There are now just nine holiday options that don’t include some form of test or restriction; both Greece (except for travellers from Scotland, or those visiting certain islands) and Italy survive, along with the likes of Turkey and Germany.
The widening travel ban came as Iceland, Denmark, Slovakia and Curacao were axed from the UK’s quarantine-free “green list” this afternoon.
From Saturday 4am any traveller from these destinations will have to quarantine for 14 days on arrival in the UK.
With most countries still on the UK’s “green list” either requiring self-isolation or negative Covid tests on arrival, it means there are just seven destinations where “air bridges” remain open both ways.
These are Germany, Poland, Italy, Sweden, Turkey, Greece, Gibraltar, Liechtenstein and San Marino where British travellers can avoid any quarantine or tests in either direction.
Paul Charles, chief executive of travel consultancy The PC Agency, said the resurgence of the pandemic had effectively put the world back into quarantine with “little choice for those passionate enough to travel at this time.”
He said the travel industry had been left with just two options: to offer very late bookings or effectively shut down and focus on 2021.
“As the red list gets longer, it makes quarantine redundant because destinations abroad often have more infections than we do. It makes the system pointless and you might as well resort to substantial testing at airports,” said Mr Charles.
Other countries that remain on the UK’s “green list” like Singapore, Thailand, Vietnam, Finland and Seychelles are closed to travellers, require up to 14 days quarantine or stipulate that they will only allow in arrivals with a negative Covid test result in the previous 72 hours.
In the past two months, Spain, France, Croatia, Slovenia, Hungary, Belgium, Austria, Switzerland, Malta, Netherlands, Czech Republic and mainland Portugal have all been removed from the UK green list.
The reimposition of quarantine on Denmark and Iceland became inevitable as their covid rates soared to 65.2 cases per 100,000 of the population and 80.4 per 100,000, well above the Government’s “trigger” threshold of 20 per 100,000 for joining the “red list.”
Slovakia is on 24.1 per 100,000 which is still below the UK where the spike in cases has pushed our rate up to 47.3 cases per 100,000 of the population.
Karen Dee, chief executive of the Airport Operators Association (AOA) said “This reinforces the need for the Government to end the dither and delay and introduce testing now.
“Our industry is on its knees and we urgently need the Government to deliver financial support measures to help our airports survive the challenging winter months, support that we have been calling for since March.
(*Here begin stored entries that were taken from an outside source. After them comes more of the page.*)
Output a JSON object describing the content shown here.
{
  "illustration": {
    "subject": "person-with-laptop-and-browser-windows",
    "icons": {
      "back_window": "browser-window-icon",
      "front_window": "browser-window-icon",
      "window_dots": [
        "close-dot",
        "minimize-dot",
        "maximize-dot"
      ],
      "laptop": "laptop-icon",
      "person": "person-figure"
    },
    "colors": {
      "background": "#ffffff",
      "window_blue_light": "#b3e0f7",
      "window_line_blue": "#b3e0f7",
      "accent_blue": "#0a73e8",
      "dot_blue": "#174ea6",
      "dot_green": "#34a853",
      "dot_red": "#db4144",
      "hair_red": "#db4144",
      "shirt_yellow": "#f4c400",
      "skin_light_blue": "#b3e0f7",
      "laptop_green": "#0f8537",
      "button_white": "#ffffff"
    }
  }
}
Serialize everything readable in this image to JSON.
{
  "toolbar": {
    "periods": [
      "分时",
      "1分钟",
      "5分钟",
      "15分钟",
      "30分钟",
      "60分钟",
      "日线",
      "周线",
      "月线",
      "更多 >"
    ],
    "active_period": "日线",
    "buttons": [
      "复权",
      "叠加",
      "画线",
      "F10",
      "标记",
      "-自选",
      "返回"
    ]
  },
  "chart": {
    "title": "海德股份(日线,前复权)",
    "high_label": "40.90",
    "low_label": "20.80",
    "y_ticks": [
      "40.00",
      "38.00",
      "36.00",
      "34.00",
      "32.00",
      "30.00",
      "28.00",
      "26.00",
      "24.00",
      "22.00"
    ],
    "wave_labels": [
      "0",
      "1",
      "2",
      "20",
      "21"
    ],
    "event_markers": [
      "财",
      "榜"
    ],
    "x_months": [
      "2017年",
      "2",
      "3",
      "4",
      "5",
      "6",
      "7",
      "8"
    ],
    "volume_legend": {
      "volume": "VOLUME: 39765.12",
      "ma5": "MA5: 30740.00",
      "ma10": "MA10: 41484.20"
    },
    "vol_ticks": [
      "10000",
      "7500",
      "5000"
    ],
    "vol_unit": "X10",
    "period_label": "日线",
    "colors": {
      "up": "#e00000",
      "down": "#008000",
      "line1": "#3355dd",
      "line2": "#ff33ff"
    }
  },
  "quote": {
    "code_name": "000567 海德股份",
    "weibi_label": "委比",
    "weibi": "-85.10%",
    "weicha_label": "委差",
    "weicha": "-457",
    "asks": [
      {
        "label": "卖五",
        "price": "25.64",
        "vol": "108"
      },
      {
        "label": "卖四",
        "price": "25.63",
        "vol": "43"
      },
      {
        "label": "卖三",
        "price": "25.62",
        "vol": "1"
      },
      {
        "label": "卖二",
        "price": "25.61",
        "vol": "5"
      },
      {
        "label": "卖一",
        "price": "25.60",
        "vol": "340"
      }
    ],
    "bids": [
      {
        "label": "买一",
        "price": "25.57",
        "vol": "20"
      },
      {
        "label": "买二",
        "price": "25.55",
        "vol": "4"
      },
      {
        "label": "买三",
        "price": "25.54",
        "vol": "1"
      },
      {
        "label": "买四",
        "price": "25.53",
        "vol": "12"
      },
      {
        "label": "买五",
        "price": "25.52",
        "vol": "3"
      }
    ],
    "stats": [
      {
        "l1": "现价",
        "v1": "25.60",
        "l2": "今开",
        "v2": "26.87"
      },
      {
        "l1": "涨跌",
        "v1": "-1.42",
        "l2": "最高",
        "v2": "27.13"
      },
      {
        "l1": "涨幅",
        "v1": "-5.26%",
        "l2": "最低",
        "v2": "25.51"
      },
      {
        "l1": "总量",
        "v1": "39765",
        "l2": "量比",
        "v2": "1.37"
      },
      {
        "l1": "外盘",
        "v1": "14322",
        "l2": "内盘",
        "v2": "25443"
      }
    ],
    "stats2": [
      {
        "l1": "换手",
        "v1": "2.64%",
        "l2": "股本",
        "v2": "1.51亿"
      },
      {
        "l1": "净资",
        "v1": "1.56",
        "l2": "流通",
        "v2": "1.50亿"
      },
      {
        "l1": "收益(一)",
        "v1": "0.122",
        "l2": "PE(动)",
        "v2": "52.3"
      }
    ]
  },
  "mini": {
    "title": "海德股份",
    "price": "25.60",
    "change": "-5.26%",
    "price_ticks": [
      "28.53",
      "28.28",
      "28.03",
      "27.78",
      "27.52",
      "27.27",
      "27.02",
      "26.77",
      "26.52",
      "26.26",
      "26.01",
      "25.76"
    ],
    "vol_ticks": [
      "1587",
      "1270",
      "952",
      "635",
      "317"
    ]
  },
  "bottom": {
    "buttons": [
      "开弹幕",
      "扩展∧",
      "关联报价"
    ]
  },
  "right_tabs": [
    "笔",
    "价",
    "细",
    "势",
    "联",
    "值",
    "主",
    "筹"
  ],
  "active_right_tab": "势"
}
“The Government’s seeming blindness to the plight of the aviation sector risks ending our recovery before it has even begun and their lack of action risks the very future of our world class aviation sector.”
Announcing the redlisting of the four countries, the Department for Transport cited soaring Covid cases, up 921 per cent in a week in Iceland, 508 per cent rise in Denmark, 115 per cent jump in Slovakia and 481 per cent increase in Curacao.
A DFT spokesman said: “The Government has made consistently clear it will take decisive action if necessary to contain the virus, including removing countries from the Travel Corridor list rapidly if the public health risk of people returning from a particular country without self-isolating becomes too high.”